According to the American Academy of Pediatrics, breast-feeding should begin as soon as possible after birth and continue for at least one year. Although breastfeeding a new baby seems like the natural progression of things, it often doesn't come so easily.

Dr. Nancy Wight, neonatalogist and medical director of Lactation Services for Sharp Mary Birch Hospital in San Diego, uses herbs to help moms when breastfeeding becomes a challenge. Below, Dr. Wight answers some frequently asked questions about breastfeeding:

Q: Is there that much of a difference between formula and breast milk?

A: Formulas are better than they used to be, but they only provide nutrition. They do not provide the infection-fighting factors, growth hormones, special enzymes, or nutrients that breast milk does.
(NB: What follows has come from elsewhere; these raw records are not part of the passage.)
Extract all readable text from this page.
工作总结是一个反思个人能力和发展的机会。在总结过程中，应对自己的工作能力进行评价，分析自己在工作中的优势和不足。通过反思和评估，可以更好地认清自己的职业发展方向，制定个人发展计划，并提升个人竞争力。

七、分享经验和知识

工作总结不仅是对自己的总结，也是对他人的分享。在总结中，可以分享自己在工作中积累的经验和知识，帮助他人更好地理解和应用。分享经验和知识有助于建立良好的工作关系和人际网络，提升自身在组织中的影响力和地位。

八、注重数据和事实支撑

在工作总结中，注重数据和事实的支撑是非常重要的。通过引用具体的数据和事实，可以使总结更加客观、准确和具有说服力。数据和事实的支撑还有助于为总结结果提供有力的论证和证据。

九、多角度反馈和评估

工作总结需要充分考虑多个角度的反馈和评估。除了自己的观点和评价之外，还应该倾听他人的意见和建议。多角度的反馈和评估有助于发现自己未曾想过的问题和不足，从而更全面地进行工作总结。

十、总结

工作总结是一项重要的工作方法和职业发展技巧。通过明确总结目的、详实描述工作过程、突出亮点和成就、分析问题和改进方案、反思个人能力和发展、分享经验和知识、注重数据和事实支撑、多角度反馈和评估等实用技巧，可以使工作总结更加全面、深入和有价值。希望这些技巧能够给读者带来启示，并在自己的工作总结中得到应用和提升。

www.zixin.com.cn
Humans grow and develop best on human milk!

Q: What can I do if my milk isn't coming in?

A: The most important thing you can do is increase the frequency of breast-feeding or pumping your breasts. Breasts are a supply-and-demand organ; the more you demand of them the more milk they will make.

Also try to drink more water, get more rest, and eat a nutritious diet. If that doesn't work, you can try herbal remedies or prescription medications to increase your milk supply.

Q: Which herbs can help me increase my milk?

A: Fenugreek, fennel, and goat's rue can have a powerful effect on improving your milk supply. All of these come in tea or capsule form. Talk to an international board certified lactation consultant (IBCLC) or qualified herbalist.

Q: How long before I can expect to see a difference?

A: Moms usually see a difference, if any, in two to four days. Discontinue if there's no response in five to seven days.